Higher Education Needs Advocates for American Indians, Alaska Natives

University Communications
March 29, 2013

Arizona contains 22 federally recognized tribal nations. To help the UA president understand and determine ways to best address the needs of the nation's college-going students, and their families, the UA established a new position.

Since its inception, Karen Francis-Begay (Navajo) has served in that role: special advisor to the UA Office of the President on Native American affairs (currently retitled, assistant vice president for tribal relations).

Nathaniel Manygoats, (left), his wife, Denise Manygoats, and their family, Natasha Manygoats, 12; Ashley Scott, 16; Nicole Scott, 22; and Daniel Manygoats, 6, attend a luncheon during a Native American Student Affairs Wildcat Family Pride Weekend event at the UA. (Photo credit: Norma Jean Gargasz/UANews)

In 2010, Francis-Begay became part of the team of authors that would eventually contribute to the publication "Beyond the Asterisk: Understanding Native Students in Higher Education," which was released by Stylus Publishing in March 2013.

The following is an excerpt from "The Role of the Special Advisor to the President on Native American Affairs," which Francis-Begay wrote for the book:

Appointing a full-time special advisor demonstrated the UA’s commitment to understanding and valuing tribal sovereignty. The institution has enhanced many of its programs and services targeting Native Americans with the understanding that these programs benefited not a “minority” group or “race,” but a multitude of individual and uniquely sovereign tribal nations.

Native Americans who are members of federally recognized tribes hold separate and unique political and legal classifications. Many of our Native American students come from tribal communities that have their own form of government, language, and cultural customs and values. The leadership of these tribal nations possesses representation and authority similar to leaders from other countries.

The UA acknowledges the uniqueness of tribal nations and honors government-to-government negotiations and agreements. The special advisor to the president on American Indian affairs also works with out-of-state tribes and organizations who have a vested interest in the university.

In my role as special advisor to the president on Native American affairs, I serve as a critical liaison between the UA and tribes to strengthen partnerships and advance mutual goals. As the primary contact and resource on Native American affairs for the president and cabinet, I provide leadership in the enhancement of public relations work with national, state, and tribal entities. The position is vital to strengthening the visibility and presence of the UA among tribal nations and for collaborating with university officials, academic colleges, and departments on new initiatives related to outreach, partnership, development, policy and research.

In her conclusion, Francis-Begay wrote:

The highest levels of university leadership must demonstrate a commit to improving access and success for Native students. Without this commitment, we go nowhere. As a Navajo saying goes, “T'áá shí 'ánísht'éego t'éiyá 'ádoolnííł” (If it has to be, it is up to me). I live by this saying and will continue to dedicate my lifetime to Native American education. I hope others will be inspired with the path I have created on my own journey and can learn and benefit from my professional and personal experiences in higher education.

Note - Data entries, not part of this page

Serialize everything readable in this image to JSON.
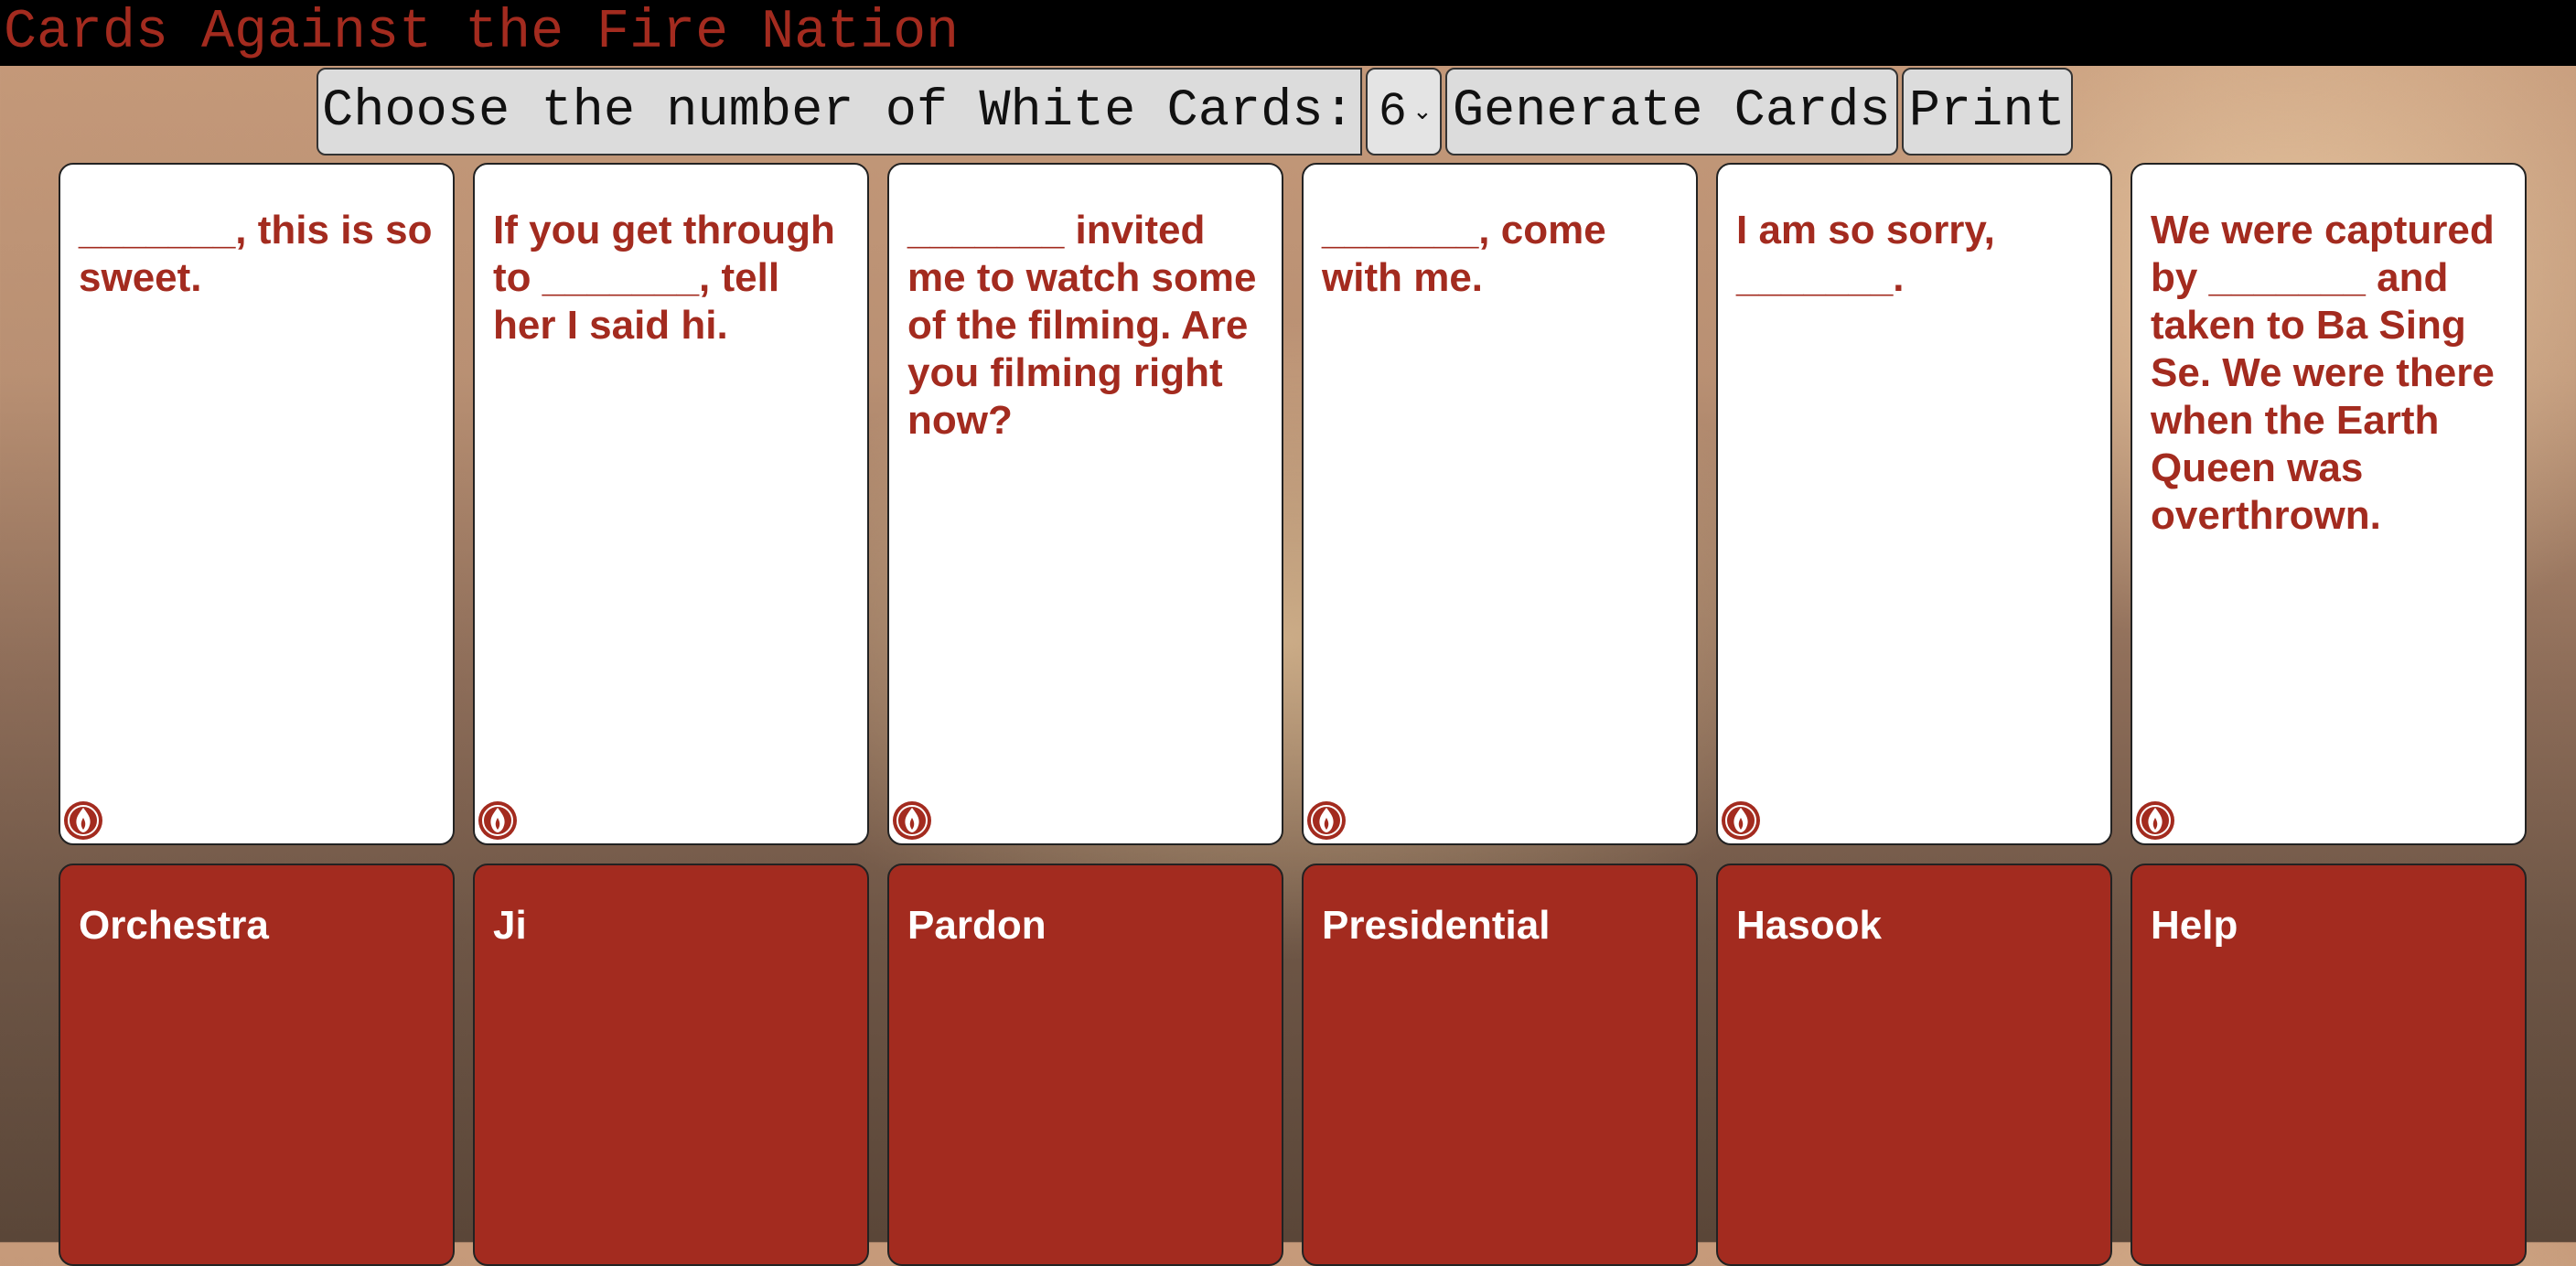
{
  "app": {
    "title": "Cards Against the Fire Nation"
  },
  "controls": {
    "label": "Choose the number of White Cards:",
    "count_value": "6",
    "generate_label": "Generate Cards",
    "print_label": "Print"
  },
  "white_cards": [
    {
      "text": "_______, this is so sweet."
    },
    {
      "text": "If you get through to _______, tell her I said hi."
    },
    {
      "text": "_______ invited me to watch some of the filming. Are you filming right now?"
    },
    {
      "text": "_______, come with me."
    },
    {
      "text": "I am so sorry, _______."
    },
    {
      "text": "We were captured by _______ and taken to Ba Sing Se. We were there when the Earth Queen was overthrown."
    }
  ],
  "black_cards": [
    {
      "text": "Orchestra"
    },
    {
      "text": "Ji"
    },
    {
      "text": "Pardon"
    },
    {
      "text": "Presidential"
    },
    {
      "text": "Hasook"
    },
    {
      "text": "Help"
    }
  ],
  "icons": {
    "card_corner": "fire-nation-emblem-icon"
  },
  "colors": {
    "accent": "#a32b1f",
    "topbar": "#000000",
    "control_bg": "#dcdcdc"
  }
}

Read the full article on the newly published book, read "Conveying the American Indian College Experience," at UANews.org.

Former UA President Robert Shelton appointed Karen Francis-Begay in 2007 to serve as his full-time special advisor for Native American affairs. Francis-Begay continues to serve in the position under current UA President Ann Weaver Hart. In her role, Francis-Begay is the president's key adviser in working with Arizona's Native American communities. The position was created to enhance relations and communication between the UA and tribal nations while also strengthening the academic success of Native American and Alaska Native students.